Aujourd'hui est le jour de commémoration des morts dans la religion catholique. L'occasion de se concentrer sur un marché en croissance.

Salons funéraires, marché peu connu
Salons funéraires, marché peu connu © Getty / Arrow

L'année dernière, il y a eu 614 000 décès en France. Un chiffre qui a explosé depuis le milieu des années 2000. La raison en est que les baby-boomers nés dans les glorieuses années 1930 commencent à s'incliner. Le phénomène augmentera donc encore pendant 40 ans. Les maisons funéraires peuvent se frotter les mains. Ils ont de belles années devant eux.

Mais cette augmentation de la mortalité ne suffit pas à expliquer pourquoi le chiffre d'affaires de l'enterrement a presque doublé en 15 ans pour dépasser les 2 milliards d'euros. La bonne santé du secteur peut aussi s'expliquer par ses pratiques. La Cour des comptes leur a présenté un rapport en février dernier et le moins que l'on puisse dire, c'est que la photo n'est pas très flatteuse.

Qu'est-ce qui critique les funérailles à la Cour des comptes?

Tout d'abord, leurs prix. Ils ont augmenté deux fois plus vite que l'inflation depuis la fin du monopole des services funéraires au niveau de chaque municipalité en 1993.. L'un des objectifs de cette ouverture à la concurrence était de réduire le coût des funérailles. C'est un échec.

Les prix sont également très peu transparentspeut varier de simple à triple. Selon les opérateurs, il faut compter entre 1 300 et 6 500 euros pour un intervalle, entre 2 000 et 6 500 euros pour une crémation. Ce qui favorise cette opacité, c'est le temps relativement court pour organiser les funérailles d'un être cher. Et puis, les familles endeuillées n'ont pas la tête de demander des devis concurrents pour comparer les offres.

Et comment les sociétés de pompes funèbres vont-elles séduire leurs clients?

Encore une fois, leurs pratiques soulèvent des questions.
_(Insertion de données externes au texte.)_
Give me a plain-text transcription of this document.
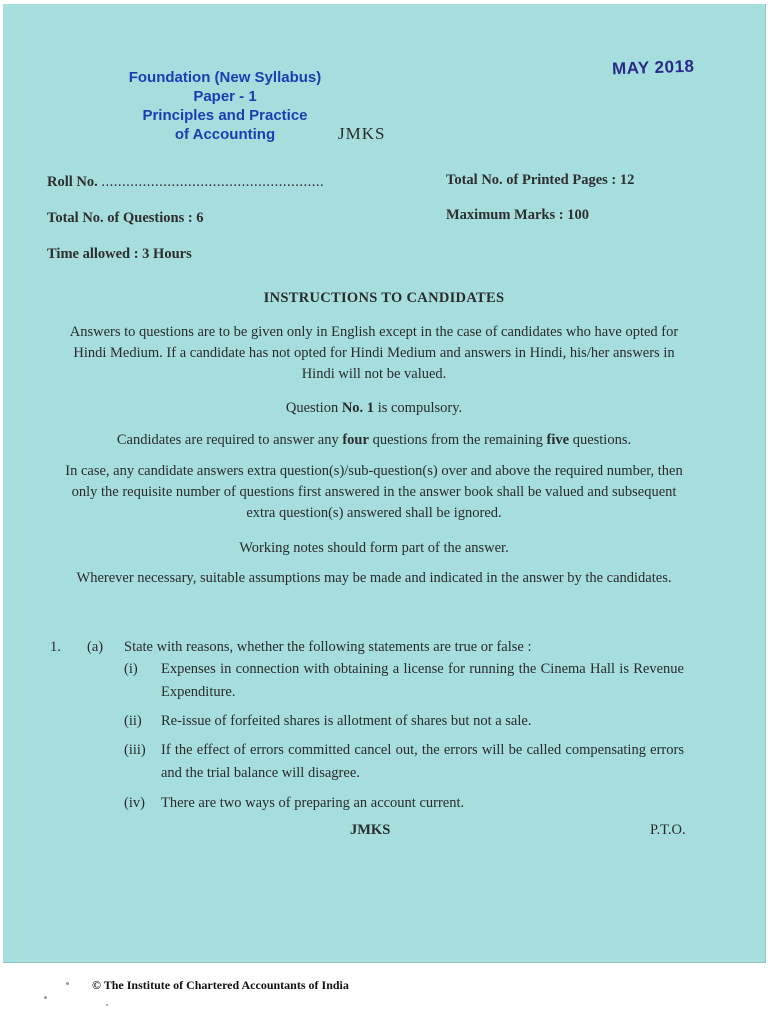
Foundation (New Syllabus)
Paper - 1
Principles and Practice
of Accounting
MAY 2018
JMKS
Roll No. ......................................................	Total No. of Printed Pages : 12
Total No. of Questions : 6	Maximum Marks : 100
Time allowed : 3 Hours
INSTRUCTIONS TO CANDIDATES
Answers to questions are to be given only in English except in the case of candidates who have opted for Hindi Medium. If a candidate has not opted for Hindi Medium and answers in Hindi, his/her answers in Hindi will not be valued.
Question No. 1 is compulsory.
Candidates are required to answer any four questions from the remaining five questions.
In case, any candidate answers extra question(s)/sub-question(s) over and above the required number, then only the requisite number of questions first answered in the answer book shall be valued and subsequent extra question(s) answered shall be ignored.
Working notes should form part of the answer.
Wherever necessary, suitable assumptions may be made and indicated in the answer by the candidates.
1. (a) State with reasons, whether the following statements are true or false :
(i) Expenses in connection with obtaining a license for running the Cinema Hall is Revenue Expenditure.
(ii) Re-issue of forfeited shares is allotment of shares but not a sale.
(iii) If the effect of errors committed cancel out, the errors will be called compensating errors and the trial balance will disagree.
(iv) There are two ways of preparing an account current.
JMKS	P.T.O.
© The Institute of Chartered Accountants of India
Aujourd'hui, la plupart des gens meurent dans des hôpitaux ou des maisons de retraite. Installations qui n'ont pas toujours de morgue. Les salons funéraires ont donc développé un nouveau service: accueillir le défunt dans un salon funéraire privé afin de permettre aux parents de se rassembler en attendant la cérémonie. Comme aux États-Unis, rappelez-vous la série Six pieds en dessous. Mais une fois le corps dans les murs de la maison funéraire, le but commercial de ses propriétaires est clair: organiser la suite de funérailles, alors qu’ils sont en principe soumis à un principe de neutralité.
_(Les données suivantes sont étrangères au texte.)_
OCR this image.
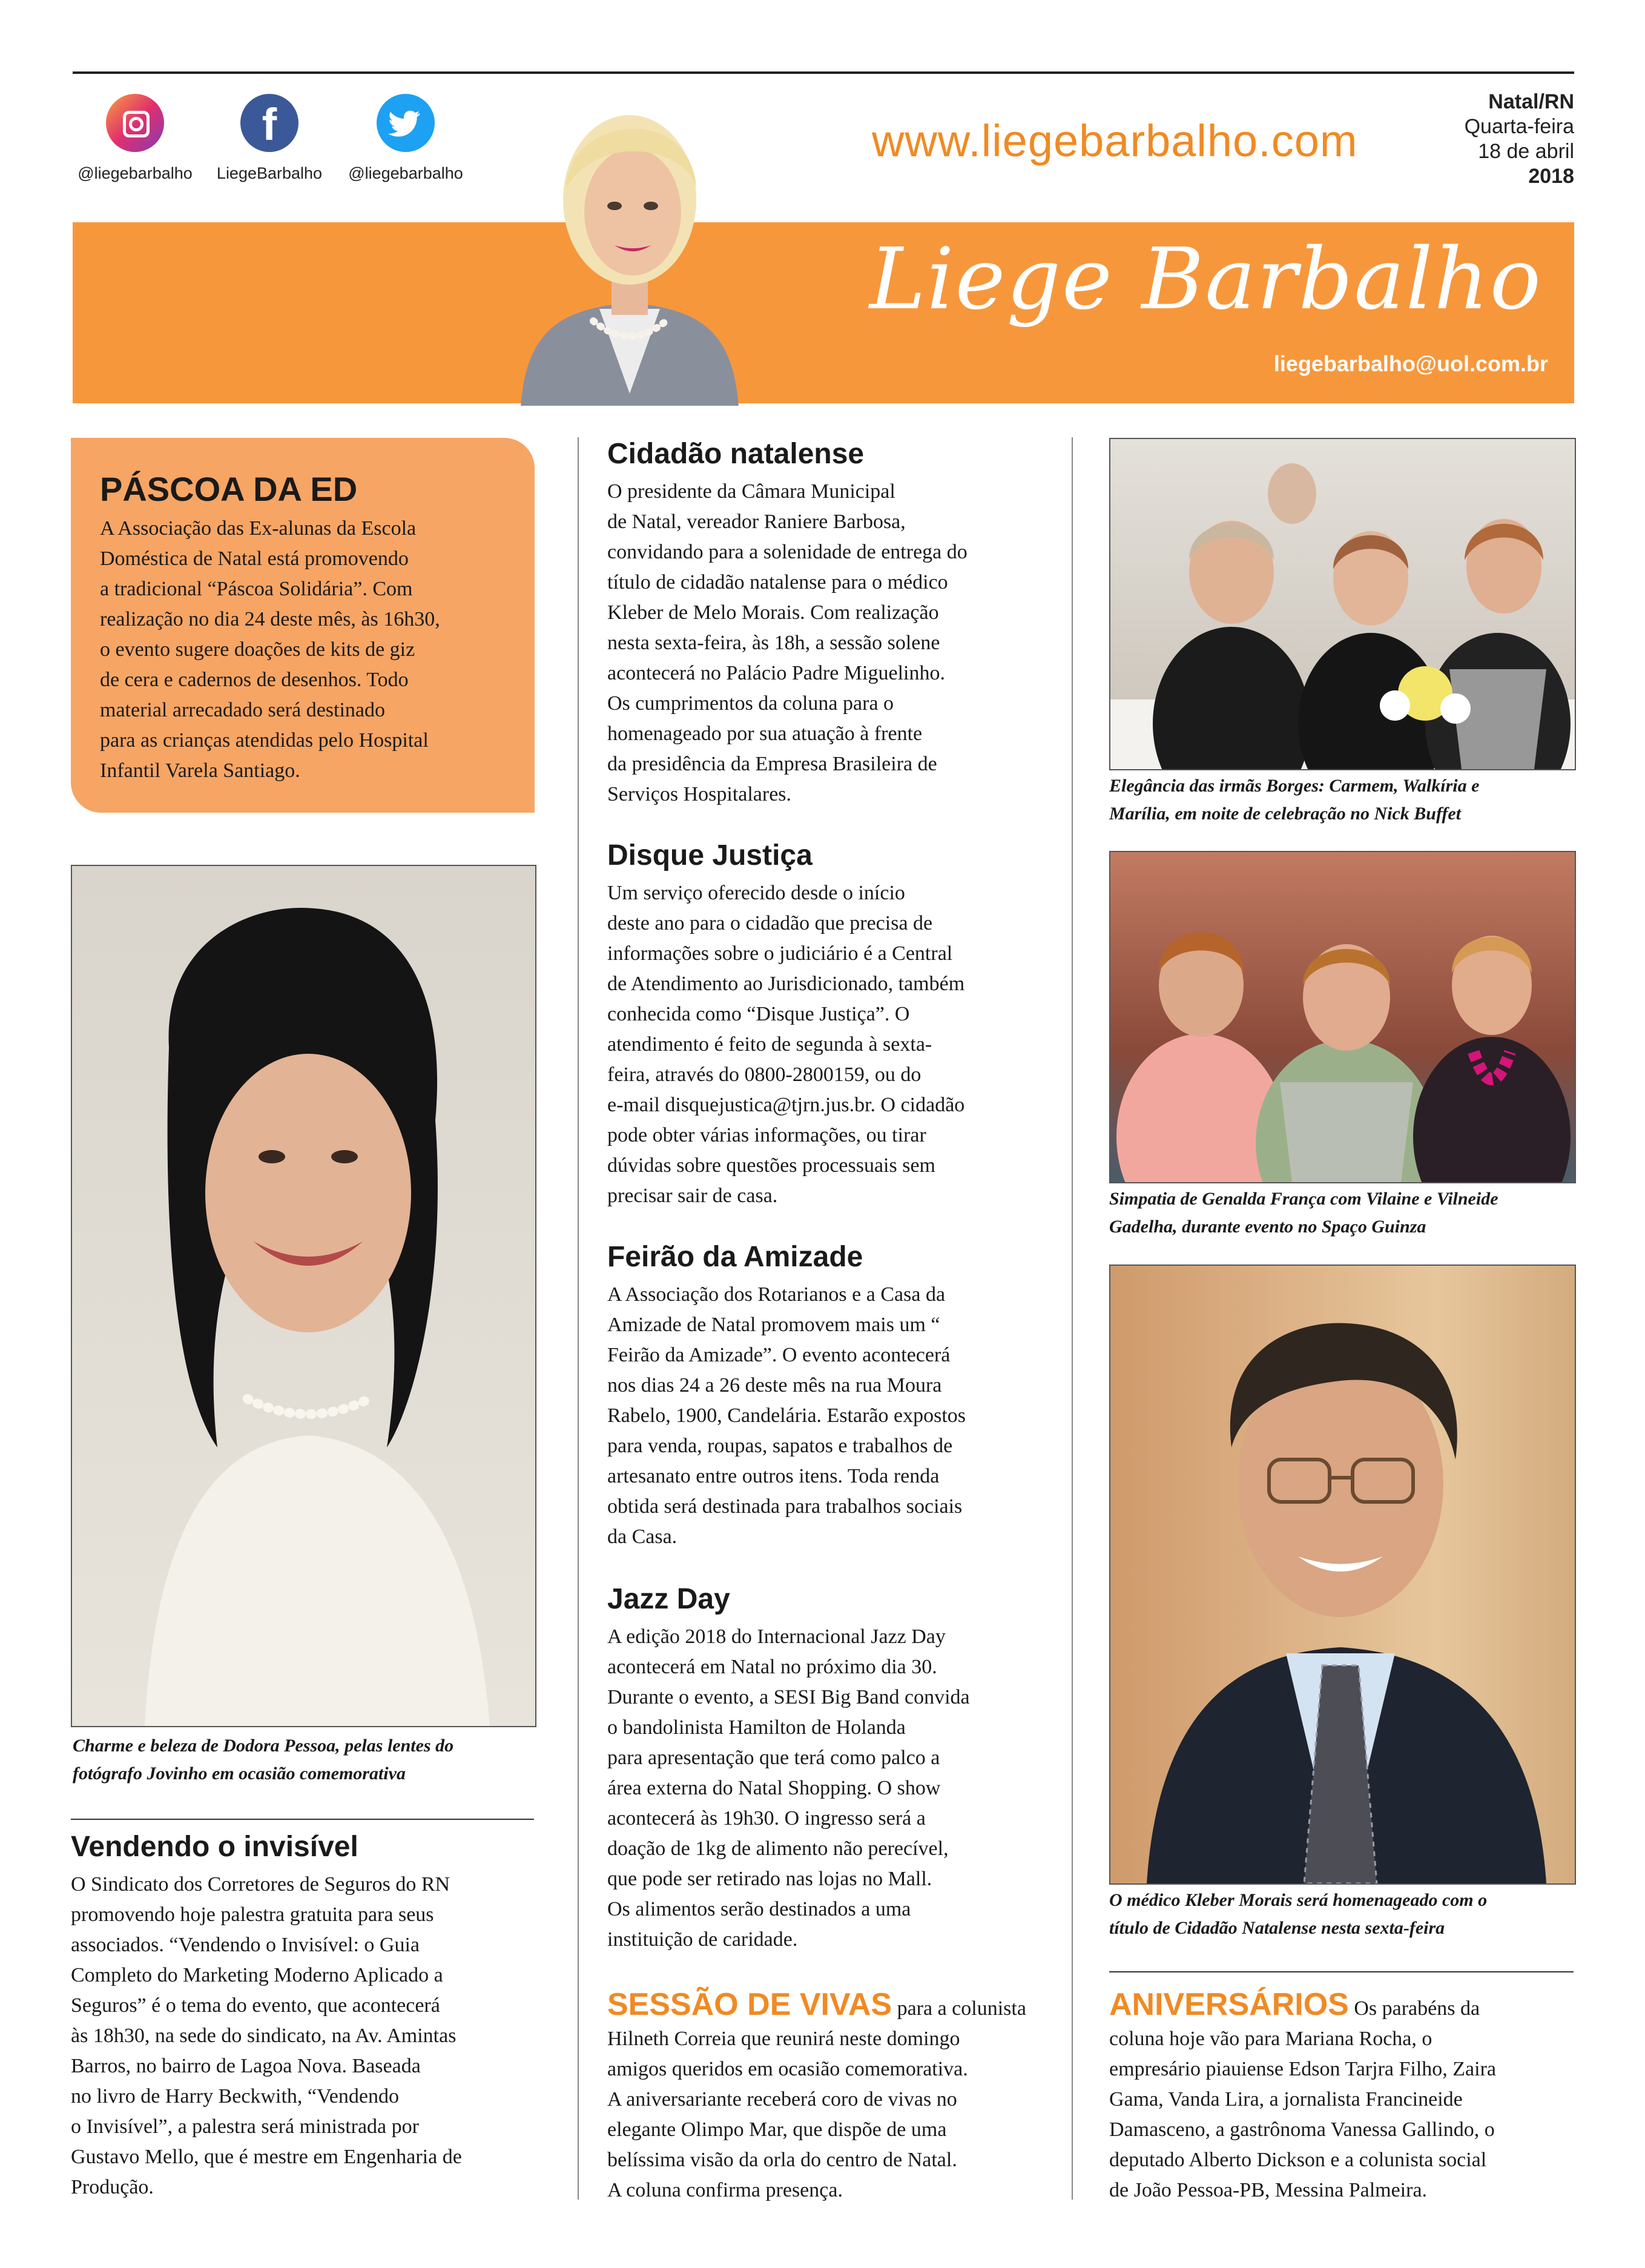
@liegebarbalho
f
LiegeBarbalho	@liegebarbalho
www.liegebarbalho.com
Natal/RN
Quarta-feira
18 de abril
2018
Liege Barbalho
liegebarbalho@uol.com.br
PÁSCOA DA ED
A Associação das Ex-alunas da Escola
Doméstica de Natal está promovendo
a tradicional “Páscoa Solidária”. Com
realização no dia 24 deste mês, às 16h30,
o evento sugere doações de kits de giz
de cera e cadernos de desenhos. Todo
material arrecadado será destinado
para as crianças atendidas pelo Hospital
Infantil Varela Santiago.
Charme e beleza de Dodora Pessoa, pelas lentes do
fotógrafo Jovinho em ocasião comemorativa
Vendendo o invisível
O Sindicato dos Corretores de Seguros do RN
promovendo hoje palestra gratuita para seus
associados. “Vendendo o Invisível: o Guia
Completo do Marketing Moderno Aplicado a
Seguros” é o tema do evento, que acontecerá
às 18h30, na sede do sindicato, na Av. Amintas
Barros, no bairro de Lagoa Nova. Baseada
no livro de Harry Beckwith, “Vendendo
o Invisível”, a palestra será ministrada por
Gustavo Mello, que é mestre em Engenharia de
Produção.
Cidadão natalense
O presidente da Câmara Municipal
de Natal, vereador Raniere Barbosa,
convidando para a solenidade de entrega do
título de cidadão natalense para o médico
Kleber de Melo Morais. Com realização
nesta sexta-feira, às 18h, a sessão solene
acontecerá no Palácio Padre Miguelinho.
Os cumprimentos da coluna para o
homenageado por sua atuação à frente
da presidência da Empresa Brasileira de
Serviços Hospitalares.
Disque Justiça
Um serviço oferecido desde o início
deste ano para o cidadão que precisa de
informações sobre o judiciário é a Central
de Atendimento ao Jurisdicionado, também
conhecida como “Disque Justiça”. O
atendimento é feito de segunda à sexta-
feira, através do 0800-2800159, ou do
e-mail disquejustica@tjrn.jus.br. O cidadão
pode obter várias informações, ou tirar
dúvidas sobre questões processuais sem
precisar sair de casa.
Feirão da Amizade
A Associação dos Rotarianos e a Casa da
Amizade de Natal promovem mais um “
Feirão da Amizade”. O evento acontecerá
nos dias 24 a 26 deste mês na rua Moura
Rabelo, 1900, Candelária. Estarão expostos
para venda, roupas, sapatos e trabalhos de
artesanato entre outros itens. Toda renda
obtida será destinada para trabalhos sociais
da Casa.
Jazz Day
A edição 2018 do Internacional Jazz Day
acontecerá em Natal no próximo dia 30.
Durante o evento, a SESI Big Band convida
o bandolinista Hamilton de Holanda
para apresentação que terá como palco a
área externa do Natal Shopping. O show
acontecerá às 19h30. O ingresso será a
doação de 1kg de alimento não perecível,
que pode ser retirado nas lojas no Mall.
Os alimentos serão destinados a uma
instituição de caridade.
SESSÃO DE VIVAS para a colunista
Hilneth Correia que reunirá neste domingo
amigos queridos em ocasião comemorativa.
A aniversariante receberá coro de vivas no
elegante Olimpo Mar, que dispõe de uma
belíssima visão da orla do centro de Natal.
A coluna confirma presença.
Elegância das irmãs Borges: Carmem, Walkíria e
Marília, em noite de celebração no Nick Buffet
Simpatia de Genalda França com Vilaine e Vilneide
Gadelha, durante evento no Spaço Guinza
O médico Kleber Morais será homenageado com o
título de Cidadão Natalense nesta sexta-feira
ANIVERSÁRIOS Os parabéns da
coluna hoje vão para Mariana Rocha, o
empresário piauiense Edson Tarjra Filho, Zaira
Gama, Vanda Lira, a jornalista Francineide
Damasceno, a gastrônoma Vanessa Gallindo, o
deputado Alberto Dickson e a colunista social
de João Pessoa-PB, Messina Palmeira.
Existe-t-il d'autres moyens de recruter des clients?

Assurance obsèques: aujourd'hui, une personne sur quatre a bénéficié de ce type de serviceespérant sauver ses héritiers du paiement de ses funérailles. Dans la pratique, l’offre est souvent insuffisante pour couvrir les frais de funérailles et les familles doivent se mettre la main dans les poches. Sans surprise, l'industrie des pompes funèbres souffre d'une mauvaise image du public.

Le secteur s'adapte-t-il à l'évolution des aspirations?

Si vous recherchez des funérailles personnalisées et moins formatées, le choix est encore limité. Cependant, on voit émerger de nouveaux acteurs, organisés en coopératives, à Bordeaux, Rennes ou Nantes. Leurs objectifs: offrir plus de soutien, une réelle transparence sur les prix et travailler avec les acteurs locaux dans le respect de l'environnement.

En parlant d’environnement, la ville de Paris vient d’ouvrir son premier cimetière écologique à Ivry sur Seine. Ici pas de voûte en béton ou en dalle de marbre, imaginez des stèles de bois au milieu d’une pelouse verte. Les cercueils seront en carton ou en bois local. Les funérailles écologiques sont maintenant possibles!

► Retrouvez l'article "La nouvelle vie funéraire" sur le site d'Alternatives Economiques.